MIA : les informations à donner au client avant la vente

Statut, numéro ORIAS, mandant, exclusivité, rémunération et médiation : ce que le mandataire d'intermédiaire d'assurance doit dire au client avant de conclure.

Clément Lacaille

Fondateur de Tech-Bharat, éditeur de Formations Obligatoires

Publié le · 6 min de lecture

Le mandataire d'intermédiaire d'assurance travaille pour le compte d'un courtier ou d'un agent général, souvent sous l'enseigne de son mandant, parfois avec ses documents commerciaux. Du point de vue du client, la frontière est invisible : il croit parler au cabinet. Du point de vue du code des assurances, elle est nette — c'est vous qui devez vous présenter, avec votre propre immatriculation.

C'est un point de contrôle simple à vérifier et fréquemment pris en défaut, parce qu'il ne se joue pas dans le contrat mais dans les premiers échanges, la signature d'e-mail et la carte de visite.

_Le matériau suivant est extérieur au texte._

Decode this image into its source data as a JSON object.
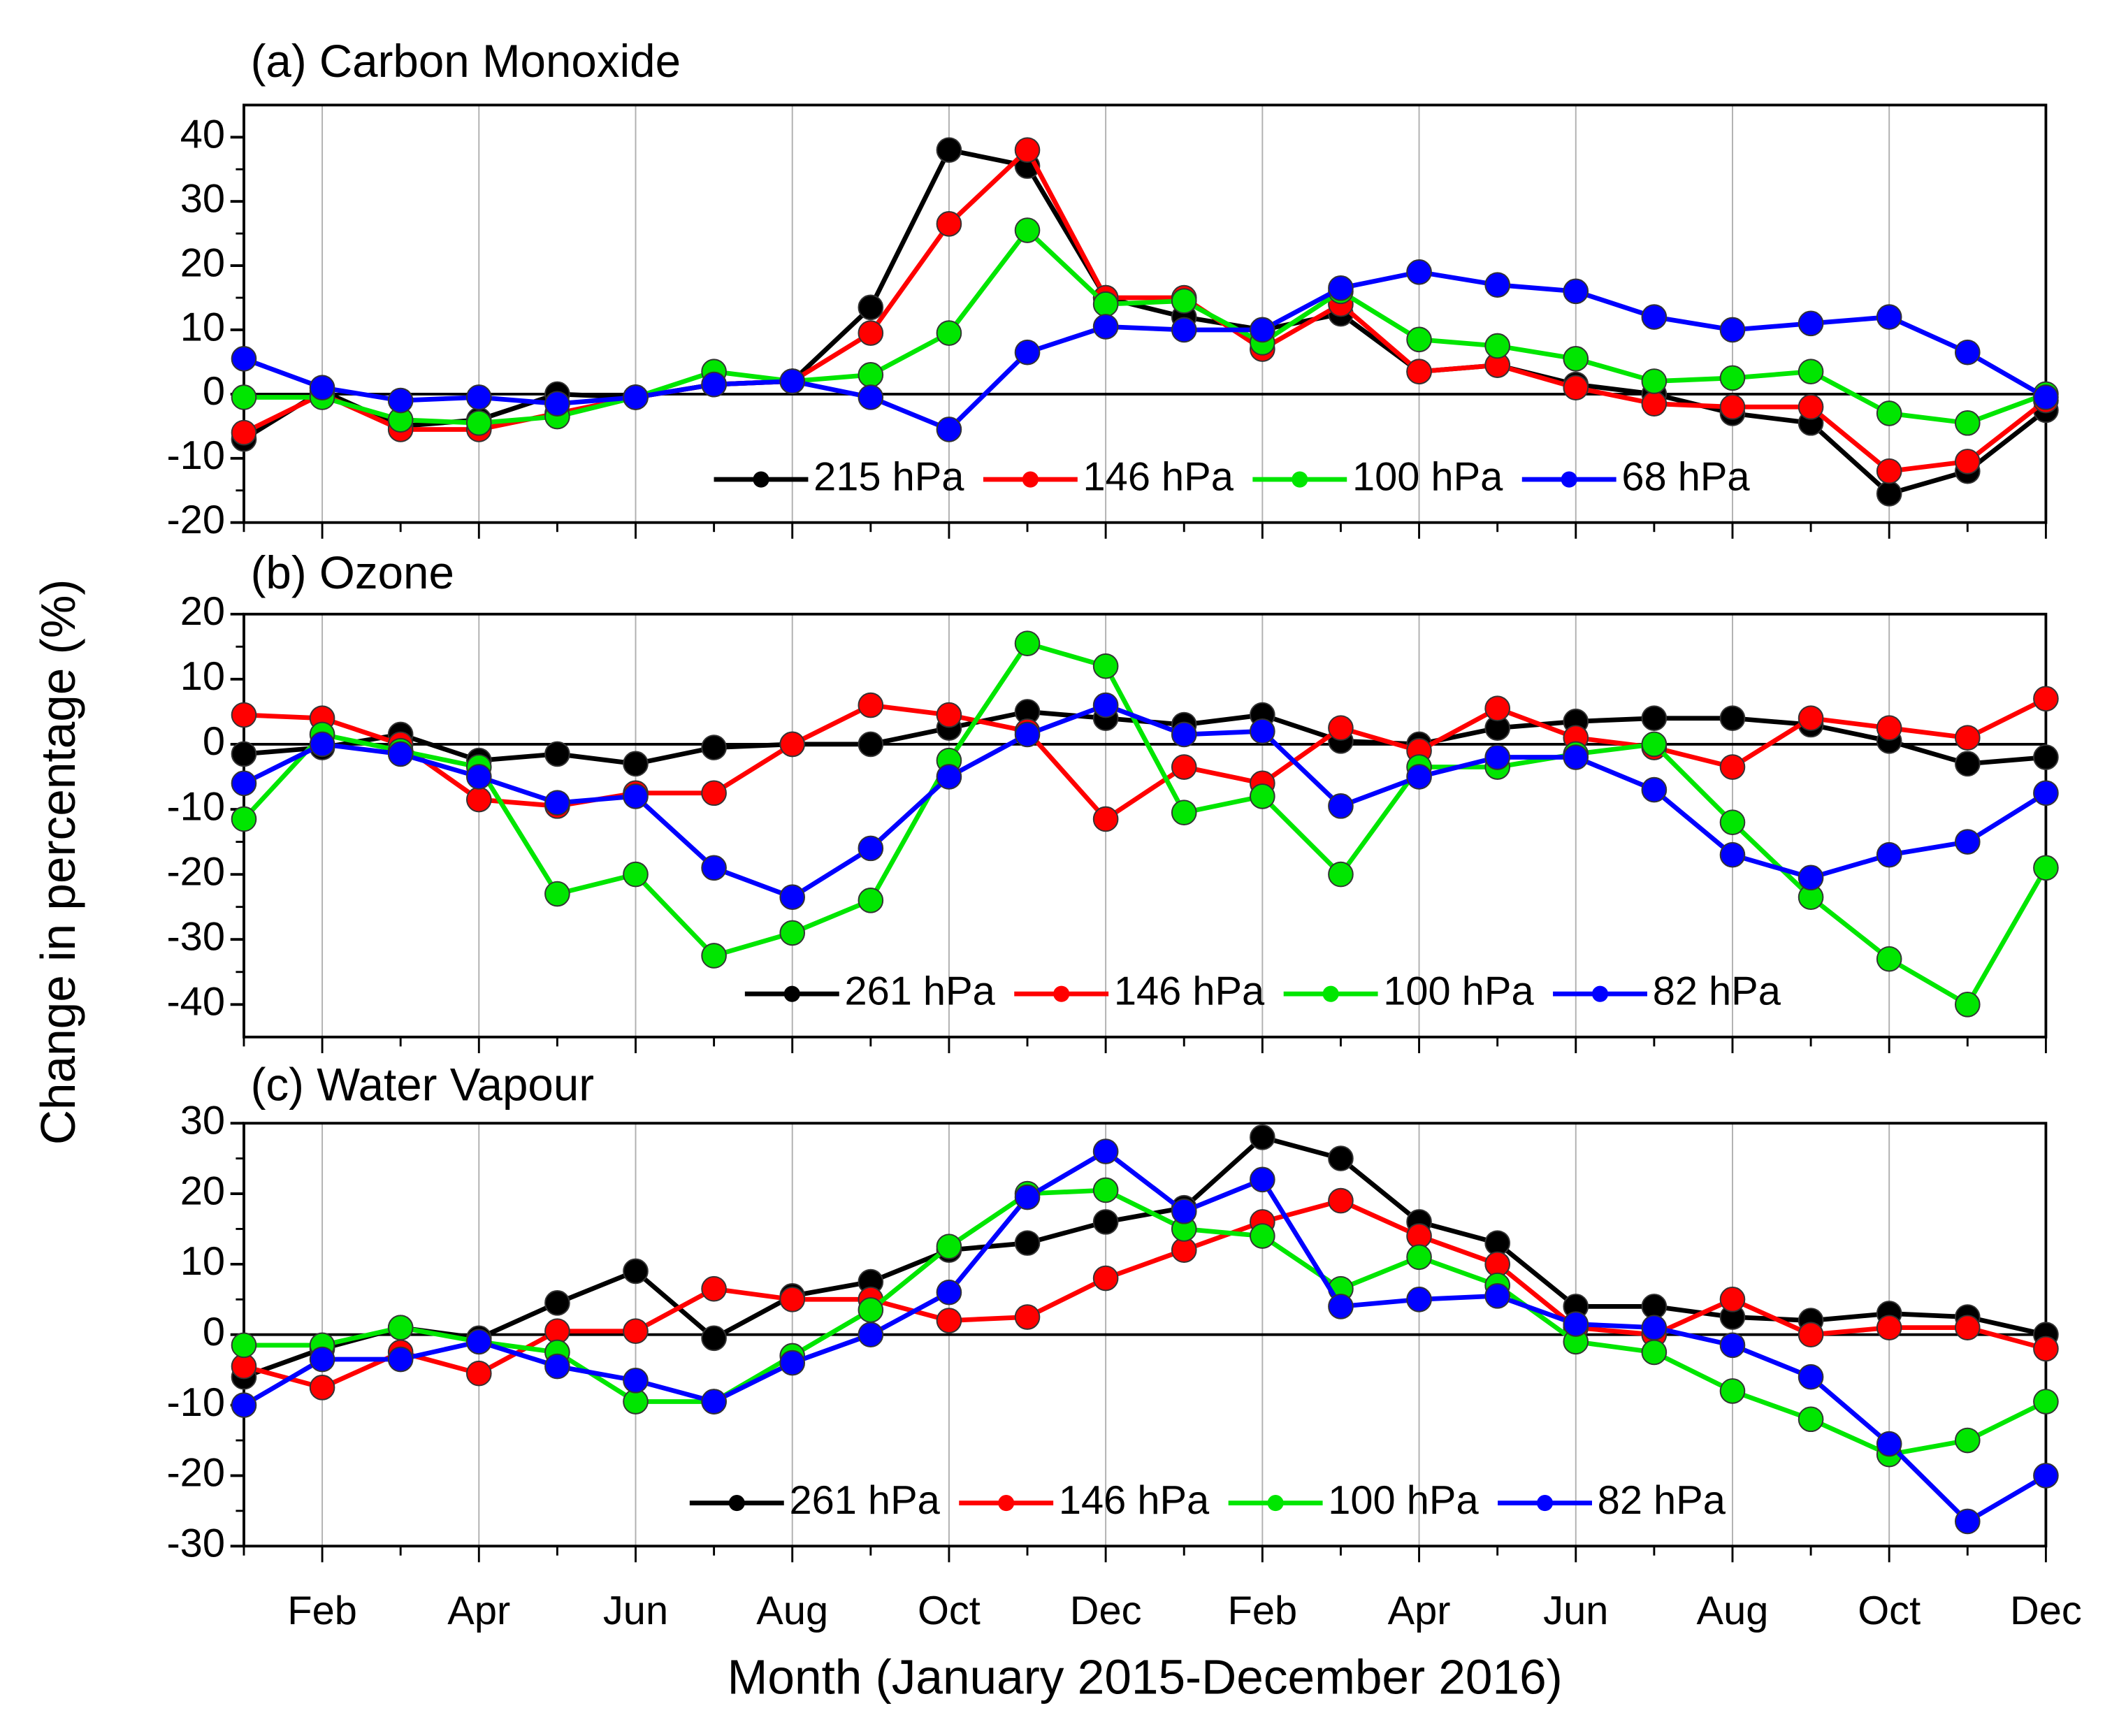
{
  "chart_data": [
    {
      "type": "line",
      "title": "(a) Carbon Monoxide",
      "ylim": [
        -20,
        45
      ],
      "yticks": [
        -20,
        -10,
        0,
        10,
        20,
        30,
        40
      ],
      "grid": "x",
      "legend": "lower center",
      "series": [
        {
          "name": "215 hPa",
          "color": "#000000",
          "values": [
            -7,
            0.5,
            -5,
            -4,
            0,
            -0.5,
            1.5,
            2,
            13.5,
            38,
            35.5,
            15,
            12,
            10,
            12.5,
            3.5,
            4.5,
            1.5,
            0,
            -3,
            -4.5,
            -15.5,
            -12,
            -2.5
          ]
        },
        {
          "name": "146 hPa",
          "color": "#ff0000",
          "values": [
            -6,
            0,
            -5.5,
            -5.5,
            -3,
            -0.5,
            1.5,
            2,
            9.5,
            26.5,
            38,
            15,
            15,
            7,
            14,
            3.5,
            4.5,
            1,
            -1.5,
            -2,
            -2,
            -12,
            -10.5,
            -1
          ]
        },
        {
          "name": "100 hPa",
          "color": "#00e600",
          "values": [
            -0.5,
            -0.5,
            -4,
            -4.5,
            -3.5,
            -0.5,
            3.5,
            2,
            3,
            9.5,
            25.5,
            14,
            14.5,
            8,
            16,
            8.5,
            7.5,
            5.5,
            2,
            2.5,
            3.5,
            -3,
            -4.5,
            0
          ]
        },
        {
          "name": "68 hPa",
          "color": "#0000ff",
          "values": [
            5.5,
            1,
            -1,
            -0.5,
            -1.5,
            -0.5,
            1.5,
            2,
            -0.5,
            -5.5,
            6.5,
            10.5,
            10,
            10,
            16.5,
            19,
            17,
            16,
            12,
            10,
            11,
            12,
            6.5,
            -0.5
          ]
        }
      ]
    },
    {
      "type": "line",
      "title": "(b) Ozone",
      "y_label": "Change in percentage (%)",
      "ylim": [
        -45,
        20
      ],
      "yticks": [
        -40,
        -30,
        -20,
        -10,
        0,
        10,
        20
      ],
      "grid": "x",
      "legend": "lower center",
      "series": [
        {
          "name": "261 hPa",
          "color": "#000000",
          "values": [
            -1.5,
            -0.5,
            1.5,
            -2.5,
            -1.5,
            -3,
            -0.5,
            0,
            0,
            2.5,
            5,
            4,
            3,
            4.5,
            0.5,
            0,
            2.5,
            3.5,
            4,
            4,
            3,
            0.5,
            -3,
            -2
          ]
        },
        {
          "name": "146 hPa",
          "color": "#ff0000",
          "values": [
            4.5,
            4,
            0,
            -8.5,
            -9.5,
            -7.5,
            -7.5,
            0,
            6,
            4.5,
            2,
            -11.5,
            -3.5,
            -6,
            2.5,
            -1,
            5.5,
            1,
            -0.5,
            -3.5,
            4,
            2.5,
            1,
            7
          ]
        },
        {
          "name": "100 hPa",
          "color": "#00e600",
          "values": [
            -11.5,
            1.5,
            -1,
            -3.5,
            -23,
            -20,
            -32.5,
            -29,
            -24,
            -2.5,
            15.5,
            12,
            -10.5,
            -8,
            -20,
            -3.5,
            -3.5,
            -1.5,
            0,
            -12,
            -23.5,
            -33,
            -40,
            -19
          ]
        },
        {
          "name": "82 hPa",
          "color": "#0000ff",
          "values": [
            -6,
            0,
            -1.5,
            -5,
            -9,
            -8,
            -19,
            -23.5,
            -16,
            -5,
            1.5,
            6,
            1.5,
            2,
            -9.5,
            -5,
            -2,
            -2,
            -7,
            -17,
            -20.5,
            -17,
            -15,
            -7.5
          ]
        }
      ]
    },
    {
      "type": "line",
      "title": "(c) Water Vapour",
      "x_label": "Month (January 2015-December 2016)",
      "ylim": [
        -30,
        30
      ],
      "yticks": [
        -30,
        -20,
        -10,
        0,
        10,
        20,
        30
      ],
      "grid": "x",
      "legend": "lower center",
      "categories": [
        null,
        "Feb",
        null,
        "Apr",
        null,
        "Jun",
        null,
        "Aug",
        null,
        "Oct",
        null,
        "Dec",
        null,
        "Feb",
        null,
        "Apr",
        null,
        "Jun",
        null,
        "Aug",
        null,
        "Oct",
        null,
        "Dec"
      ],
      "series": [
        {
          "name": "261 hPa",
          "color": "#000000",
          "values": [
            -6,
            -2,
            1,
            -0.5,
            4.5,
            9,
            -0.5,
            5.5,
            7.5,
            12,
            13,
            16,
            18,
            28,
            25,
            16,
            13,
            4,
            4,
            2.5,
            2,
            3,
            2.5,
            0
          ]
        },
        {
          "name": "146 hPa",
          "color": "#ff0000",
          "values": [
            -4.5,
            -7.5,
            -2.5,
            -5.5,
            0.5,
            0.5,
            6.5,
            5,
            5,
            2,
            2.5,
            8,
            12,
            16,
            19,
            14,
            10,
            1,
            0,
            5,
            0,
            1,
            1,
            -2
          ]
        },
        {
          "name": "100 hPa",
          "color": "#00e600",
          "values": [
            -1.5,
            -1.5,
            1,
            -1,
            -2.5,
            -9.5,
            -9.5,
            -3,
            3.5,
            12.5,
            20,
            20.5,
            15,
            14,
            6.5,
            11,
            7,
            -1,
            -2.5,
            -8,
            -12,
            -17,
            -15,
            -9.5
          ]
        },
        {
          "name": "82 hPa",
          "color": "#0000ff",
          "values": [
            -10,
            -3.5,
            -3.5,
            -1,
            -4.5,
            -6.5,
            -9.5,
            -4,
            0,
            6,
            19.5,
            26,
            17.5,
            22,
            4,
            5,
            5.5,
            1.5,
            1,
            -1.5,
            -6,
            -15.5,
            -26.5,
            -20
          ]
        }
      ]
    }
  ]
}
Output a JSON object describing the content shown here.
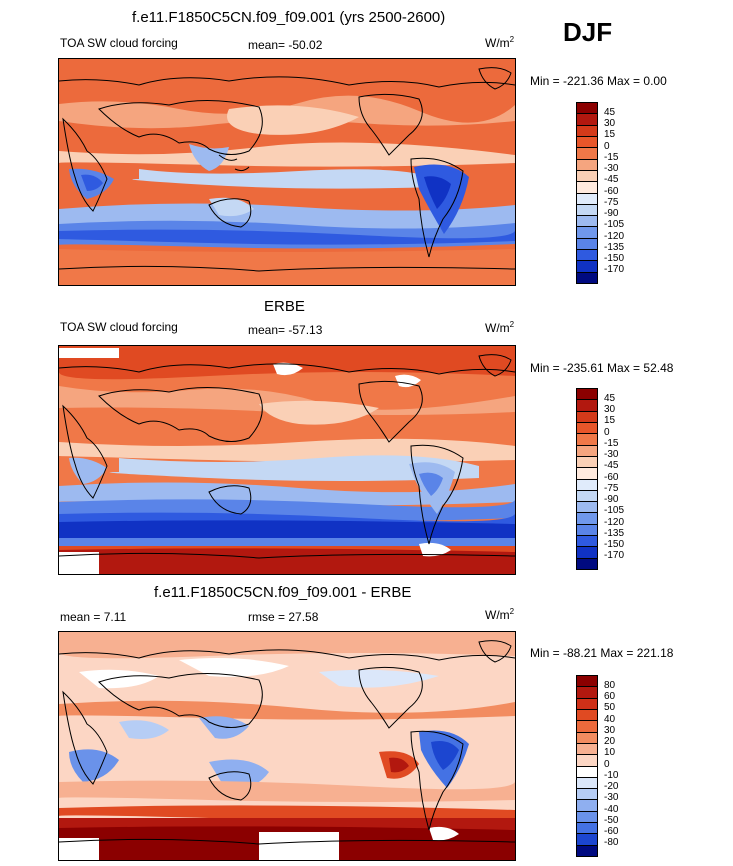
{
  "season": "DJF",
  "units_display": "W/m",
  "units_sup": "2",
  "colors": {
    "deep_red": "#a8140c",
    "red": "#e8562a",
    "orange": "#f07848",
    "salmon": "#f5a57f",
    "peach": "#fad0b6",
    "white": "#ffffff",
    "light_blue": "#c4d8f4",
    "sky": "#9dbaf0",
    "blue": "#5a84e8",
    "mid_blue": "#2f5ae0",
    "dark_blue": "#1032c4",
    "navy": "#000a80"
  },
  "panel1": {
    "title": "f.e11.F1850C5CN.f09_f09.001 (yrs 2500-2600)",
    "left_label": "TOA SW cloud forcing",
    "mean_label": "mean= -50.02",
    "minmax": "Min = -221.36 Max =   0.00",
    "colorbar_ticks": [
      "45",
      "30",
      "15",
      "0",
      "-15",
      "-30",
      "-45",
      "-60",
      "-75",
      "-90",
      "-105",
      "-120",
      "-135",
      "-150",
      "-170"
    ],
    "colorbar_colors": [
      "#8b0000",
      "#b2180f",
      "#d43a1a",
      "#e8562a",
      "#f07848",
      "#f5a57f",
      "#fad0b6",
      "#ffeade",
      "#e0ebfb",
      "#c4d8f4",
      "#9dbaf0",
      "#7098ec",
      "#5a84e8",
      "#2f5ae0",
      "#1032c4",
      "#000a80"
    ]
  },
  "panel2": {
    "title": "ERBE",
    "left_label": "TOA SW cloud forcing",
    "mean_label": "mean= -57.13",
    "minmax": "Min = -235.61 Max =  52.48",
    "colorbar_ticks": [
      "45",
      "30",
      "15",
      "0",
      "-15",
      "-30",
      "-45",
      "-60",
      "-75",
      "-90",
      "-105",
      "-120",
      "-135",
      "-150",
      "-170"
    ],
    "colorbar_colors": [
      "#8b0000",
      "#b2180f",
      "#d43a1a",
      "#e8562a",
      "#f07848",
      "#f5a57f",
      "#fad0b6",
      "#ffeade",
      "#e0ebfb",
      "#c4d8f4",
      "#9dbaf0",
      "#7098ec",
      "#5a84e8",
      "#2f5ae0",
      "#1032c4",
      "#000a80"
    ]
  },
  "panel3": {
    "title": "f.e11.F1850C5CN.f09_f09.001 - ERBE",
    "mean_label": "mean =   7.11",
    "rmse_label": "rmse =  27.58",
    "minmax": "Min = -88.21 Max = 221.18",
    "colorbar_ticks": [
      "80",
      "60",
      "50",
      "40",
      "30",
      "20",
      "10",
      "0",
      "-10",
      "-20",
      "-30",
      "-40",
      "-50",
      "-60",
      "-80"
    ],
    "colorbar_colors": [
      "#8b0000",
      "#b2180f",
      "#cf3018",
      "#e04a22",
      "#ec6a3c",
      "#f28c60",
      "#f7b091",
      "#fcd6c4",
      "#ffffff",
      "#dbe7fa",
      "#b6cdf5",
      "#8faff0",
      "#6a92ea",
      "#4472e4",
      "#1c46d0",
      "#000a80"
    ]
  }
}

Ce que l'article L521-2 impose avant la conclusion

L'article L521-2 du code des assurances énumère les informations que l'intermédiaire communique au souscripteur ou à l'adhérent avant la conclusion du contrat. Elles se répartissent en trois blocs.

Qui vous êtes. Votre identité, votre adresse et votre immatriculation, ainsi que les procédures de réclamation et le recours à un processus de médiation. S'y ajoutent, le cas échéant, les liens financiers avec une ou plusieurs entreprises d'assurance, et l'indication de savoir si vous fournissez ou non un service de recommandation sur les contrats que vous distribuez.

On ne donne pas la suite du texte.